生体内には活性酸素から守るための防御システムが備わっているが、そのシステムがうまく働かなくなることで酸化ストレスが起こる。酸化ストレスは老化やがん、メタボリックシンドローム、糖尿病合併症、動脈硬化、アルツハイマー病などの一因だと考えられている。
野菜や果物などに含まれるビタミンC・Eやポリフェノールなどには、活性酸素に直接反応し、除去する作用がある。食事でこれらの栄養素を十分に摂取することが、酸化ストレスから防御する有効な手段となる。ただし、これらの栄養素が含まれる野菜や果物を大量に食べるのはなかなか難しい。
酸化ストレスから体を守るもうひとつの方法は、体内で抗酸化作用のある酵素やタンパク質を増やすことだ。多くの抗酸化因子は、「Nrf2」と呼ばれる転写因子タンパク質によってコントロールされている。Nrf2を活性化すると、さまざまな抗酸化因子が増え、細胞や組織が酸化作用から保護されると考えられている。
久米准教授らは、6種類の果汁サンプル(桃、リンゴ、イチゴ、クランベリー、ラズベリー、温州みかん)と6種類の野菜サンプル(青ジソ、モロヘイヤ、春菊、セロリ、パセリ、赤ジソ)の成分を調べた。
その結果、青ジソの抽出物からNrf2の働きを活性化させる作用をもつ「DDC」と呼ばれるポリフェノールの一種がみつかった。DDCを化学合成してラットの細胞で調べたところ、抗酸化タンパク質を約70倍に増加させることが確かめられた。

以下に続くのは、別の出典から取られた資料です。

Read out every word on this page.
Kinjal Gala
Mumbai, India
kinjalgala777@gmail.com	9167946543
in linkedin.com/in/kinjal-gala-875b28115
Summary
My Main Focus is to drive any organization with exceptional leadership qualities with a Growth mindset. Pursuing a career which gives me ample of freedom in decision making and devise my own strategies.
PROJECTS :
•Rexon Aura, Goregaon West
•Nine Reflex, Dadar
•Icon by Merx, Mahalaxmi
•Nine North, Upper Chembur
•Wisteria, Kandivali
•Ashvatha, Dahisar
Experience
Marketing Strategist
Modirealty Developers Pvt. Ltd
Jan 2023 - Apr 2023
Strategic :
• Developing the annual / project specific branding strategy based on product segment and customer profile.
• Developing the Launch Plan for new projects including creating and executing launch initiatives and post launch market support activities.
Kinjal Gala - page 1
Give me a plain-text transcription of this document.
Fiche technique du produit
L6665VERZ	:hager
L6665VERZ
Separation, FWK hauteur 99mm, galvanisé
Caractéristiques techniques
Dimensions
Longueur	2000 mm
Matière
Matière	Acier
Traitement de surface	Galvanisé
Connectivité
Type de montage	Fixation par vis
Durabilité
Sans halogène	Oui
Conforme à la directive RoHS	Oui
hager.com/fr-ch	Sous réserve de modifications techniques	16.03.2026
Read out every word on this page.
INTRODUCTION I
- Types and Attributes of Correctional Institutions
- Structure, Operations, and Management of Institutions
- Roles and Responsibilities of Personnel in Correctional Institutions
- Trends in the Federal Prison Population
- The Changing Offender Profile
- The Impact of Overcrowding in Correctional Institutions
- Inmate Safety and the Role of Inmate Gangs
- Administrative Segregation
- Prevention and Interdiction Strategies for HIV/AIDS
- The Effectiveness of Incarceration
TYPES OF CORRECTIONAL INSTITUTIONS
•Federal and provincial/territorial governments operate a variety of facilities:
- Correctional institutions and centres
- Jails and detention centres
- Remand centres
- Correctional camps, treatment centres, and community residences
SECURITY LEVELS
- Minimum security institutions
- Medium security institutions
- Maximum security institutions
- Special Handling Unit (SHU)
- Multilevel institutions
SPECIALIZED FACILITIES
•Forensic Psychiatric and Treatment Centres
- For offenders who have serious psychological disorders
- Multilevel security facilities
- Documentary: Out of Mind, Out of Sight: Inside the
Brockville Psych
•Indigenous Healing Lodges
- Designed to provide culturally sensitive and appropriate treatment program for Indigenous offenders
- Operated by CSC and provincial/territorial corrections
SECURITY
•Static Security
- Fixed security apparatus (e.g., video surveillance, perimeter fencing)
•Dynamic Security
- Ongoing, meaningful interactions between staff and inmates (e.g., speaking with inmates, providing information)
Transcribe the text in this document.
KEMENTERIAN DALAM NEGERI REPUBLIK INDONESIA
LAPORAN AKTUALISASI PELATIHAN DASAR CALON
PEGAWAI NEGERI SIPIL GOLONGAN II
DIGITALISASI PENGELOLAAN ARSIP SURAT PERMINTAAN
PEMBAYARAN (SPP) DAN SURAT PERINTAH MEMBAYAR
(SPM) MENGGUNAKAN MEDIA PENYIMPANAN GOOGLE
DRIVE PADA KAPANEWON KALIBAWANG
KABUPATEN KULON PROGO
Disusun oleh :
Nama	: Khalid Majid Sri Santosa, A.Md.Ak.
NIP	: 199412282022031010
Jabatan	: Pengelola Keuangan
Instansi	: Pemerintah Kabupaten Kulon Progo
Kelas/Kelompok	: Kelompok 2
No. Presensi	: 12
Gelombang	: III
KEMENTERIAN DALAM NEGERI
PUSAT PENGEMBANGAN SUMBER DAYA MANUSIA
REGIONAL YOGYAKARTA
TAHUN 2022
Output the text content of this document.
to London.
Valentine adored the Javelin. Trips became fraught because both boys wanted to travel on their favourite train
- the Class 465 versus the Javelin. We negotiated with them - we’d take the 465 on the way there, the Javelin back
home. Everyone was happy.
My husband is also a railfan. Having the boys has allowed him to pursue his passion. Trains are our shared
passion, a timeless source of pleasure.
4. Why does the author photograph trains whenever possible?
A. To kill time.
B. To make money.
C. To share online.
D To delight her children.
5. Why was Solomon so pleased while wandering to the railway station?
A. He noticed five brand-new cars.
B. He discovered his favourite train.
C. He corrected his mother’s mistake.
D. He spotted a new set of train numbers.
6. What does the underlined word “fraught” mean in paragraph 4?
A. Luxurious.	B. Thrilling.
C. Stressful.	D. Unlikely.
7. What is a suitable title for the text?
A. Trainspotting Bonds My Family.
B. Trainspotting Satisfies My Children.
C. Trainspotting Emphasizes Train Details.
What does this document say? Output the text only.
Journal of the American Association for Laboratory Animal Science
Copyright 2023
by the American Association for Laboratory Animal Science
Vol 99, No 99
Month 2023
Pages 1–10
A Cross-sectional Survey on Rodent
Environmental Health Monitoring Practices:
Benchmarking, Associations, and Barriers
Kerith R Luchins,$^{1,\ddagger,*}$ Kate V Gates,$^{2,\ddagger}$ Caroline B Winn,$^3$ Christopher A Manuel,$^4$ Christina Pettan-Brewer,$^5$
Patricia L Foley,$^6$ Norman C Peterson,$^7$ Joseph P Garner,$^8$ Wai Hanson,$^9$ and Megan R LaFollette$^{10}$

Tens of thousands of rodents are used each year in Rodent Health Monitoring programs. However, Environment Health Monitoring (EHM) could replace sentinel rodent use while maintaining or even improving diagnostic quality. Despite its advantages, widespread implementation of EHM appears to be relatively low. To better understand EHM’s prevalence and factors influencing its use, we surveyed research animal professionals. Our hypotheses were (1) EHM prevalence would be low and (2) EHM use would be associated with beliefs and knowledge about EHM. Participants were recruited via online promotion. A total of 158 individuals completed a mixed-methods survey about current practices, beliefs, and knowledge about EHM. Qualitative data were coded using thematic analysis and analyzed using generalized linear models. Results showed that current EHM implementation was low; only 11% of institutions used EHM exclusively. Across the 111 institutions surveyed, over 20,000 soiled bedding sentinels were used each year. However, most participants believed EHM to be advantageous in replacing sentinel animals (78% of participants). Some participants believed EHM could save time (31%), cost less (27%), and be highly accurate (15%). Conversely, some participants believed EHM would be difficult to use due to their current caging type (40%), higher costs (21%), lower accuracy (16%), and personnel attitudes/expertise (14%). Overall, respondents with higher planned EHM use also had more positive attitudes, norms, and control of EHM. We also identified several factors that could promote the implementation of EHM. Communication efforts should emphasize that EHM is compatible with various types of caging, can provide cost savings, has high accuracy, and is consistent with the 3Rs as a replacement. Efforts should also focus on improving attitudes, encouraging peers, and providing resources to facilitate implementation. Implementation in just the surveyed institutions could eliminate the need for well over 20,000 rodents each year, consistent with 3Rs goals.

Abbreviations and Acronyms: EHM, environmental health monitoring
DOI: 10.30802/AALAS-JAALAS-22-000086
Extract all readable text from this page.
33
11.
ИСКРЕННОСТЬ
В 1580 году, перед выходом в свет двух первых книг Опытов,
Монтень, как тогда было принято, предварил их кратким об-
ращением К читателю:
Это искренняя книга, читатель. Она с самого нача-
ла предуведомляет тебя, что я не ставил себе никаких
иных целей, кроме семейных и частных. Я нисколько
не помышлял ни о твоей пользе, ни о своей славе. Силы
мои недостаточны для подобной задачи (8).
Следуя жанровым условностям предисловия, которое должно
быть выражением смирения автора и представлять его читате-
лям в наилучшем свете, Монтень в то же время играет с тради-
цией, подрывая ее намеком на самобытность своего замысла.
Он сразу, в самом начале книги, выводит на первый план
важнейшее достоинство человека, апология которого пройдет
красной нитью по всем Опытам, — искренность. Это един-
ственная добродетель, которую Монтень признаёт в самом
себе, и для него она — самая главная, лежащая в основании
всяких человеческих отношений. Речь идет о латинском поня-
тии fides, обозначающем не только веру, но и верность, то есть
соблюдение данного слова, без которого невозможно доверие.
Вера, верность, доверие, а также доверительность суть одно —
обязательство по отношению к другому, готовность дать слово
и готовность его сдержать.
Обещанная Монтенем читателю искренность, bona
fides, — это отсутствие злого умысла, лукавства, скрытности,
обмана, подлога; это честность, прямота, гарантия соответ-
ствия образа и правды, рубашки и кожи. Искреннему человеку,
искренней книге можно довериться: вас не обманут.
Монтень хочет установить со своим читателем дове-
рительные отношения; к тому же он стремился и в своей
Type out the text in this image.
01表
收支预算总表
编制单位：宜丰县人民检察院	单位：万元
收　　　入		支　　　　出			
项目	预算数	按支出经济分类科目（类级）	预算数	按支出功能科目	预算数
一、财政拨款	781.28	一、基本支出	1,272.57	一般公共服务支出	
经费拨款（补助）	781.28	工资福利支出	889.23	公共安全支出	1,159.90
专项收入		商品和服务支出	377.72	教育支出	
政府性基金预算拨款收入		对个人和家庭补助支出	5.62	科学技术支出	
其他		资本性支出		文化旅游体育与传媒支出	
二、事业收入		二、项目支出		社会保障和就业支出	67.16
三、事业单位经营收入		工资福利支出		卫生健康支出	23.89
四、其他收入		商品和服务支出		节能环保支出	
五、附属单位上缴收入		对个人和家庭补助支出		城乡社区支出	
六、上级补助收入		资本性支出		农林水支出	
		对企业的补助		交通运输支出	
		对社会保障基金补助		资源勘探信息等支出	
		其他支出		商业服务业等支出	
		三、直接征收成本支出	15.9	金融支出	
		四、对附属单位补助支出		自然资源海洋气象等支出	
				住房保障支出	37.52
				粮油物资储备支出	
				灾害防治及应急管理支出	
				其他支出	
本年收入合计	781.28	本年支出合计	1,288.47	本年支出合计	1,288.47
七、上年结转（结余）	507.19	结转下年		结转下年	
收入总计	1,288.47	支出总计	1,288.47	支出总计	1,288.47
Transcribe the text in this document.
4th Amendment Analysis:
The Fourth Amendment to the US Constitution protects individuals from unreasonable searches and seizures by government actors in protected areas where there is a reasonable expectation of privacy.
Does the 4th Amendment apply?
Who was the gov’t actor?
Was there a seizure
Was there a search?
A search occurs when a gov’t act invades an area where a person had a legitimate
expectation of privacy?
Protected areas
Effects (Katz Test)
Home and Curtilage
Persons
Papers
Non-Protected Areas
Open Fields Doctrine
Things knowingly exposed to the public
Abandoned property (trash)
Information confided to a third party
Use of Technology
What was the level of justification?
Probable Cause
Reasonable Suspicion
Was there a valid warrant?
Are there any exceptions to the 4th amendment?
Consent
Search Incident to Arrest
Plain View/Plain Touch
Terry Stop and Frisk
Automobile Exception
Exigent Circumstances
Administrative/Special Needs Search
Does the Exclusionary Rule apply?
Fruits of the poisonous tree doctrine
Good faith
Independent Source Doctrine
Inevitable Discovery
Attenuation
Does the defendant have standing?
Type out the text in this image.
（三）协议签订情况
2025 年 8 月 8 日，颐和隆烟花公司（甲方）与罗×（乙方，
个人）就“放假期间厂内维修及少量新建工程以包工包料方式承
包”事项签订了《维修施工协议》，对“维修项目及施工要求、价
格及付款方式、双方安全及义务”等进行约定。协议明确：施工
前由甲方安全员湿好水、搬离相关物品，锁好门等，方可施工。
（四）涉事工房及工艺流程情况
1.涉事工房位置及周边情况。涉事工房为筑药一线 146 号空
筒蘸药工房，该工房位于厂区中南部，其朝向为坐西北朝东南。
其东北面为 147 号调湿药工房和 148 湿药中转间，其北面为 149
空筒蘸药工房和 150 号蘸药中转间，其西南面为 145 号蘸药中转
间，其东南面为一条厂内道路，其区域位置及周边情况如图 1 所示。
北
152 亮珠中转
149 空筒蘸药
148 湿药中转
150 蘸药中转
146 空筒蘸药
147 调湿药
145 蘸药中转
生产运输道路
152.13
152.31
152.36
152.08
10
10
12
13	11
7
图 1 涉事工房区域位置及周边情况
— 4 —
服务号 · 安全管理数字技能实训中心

DDCは、ビタミンCやベータカロテンなど酸化物に直接作用する抗酸化物質と違い、抗酸化酵素を誘導するように働き、効果が持続しやすいという。
実験によると、DDCは青ジソの葉100g(約230枚分)から10mgとれる。青ジソそのままでは1日あたり数kg食べなければ効果を得られないとみられる。そのため研究チームは今後、青ジソから効率よくDDCを抽出する方法をみつけ、予防薬や健康食品の開発につなげたいとしている。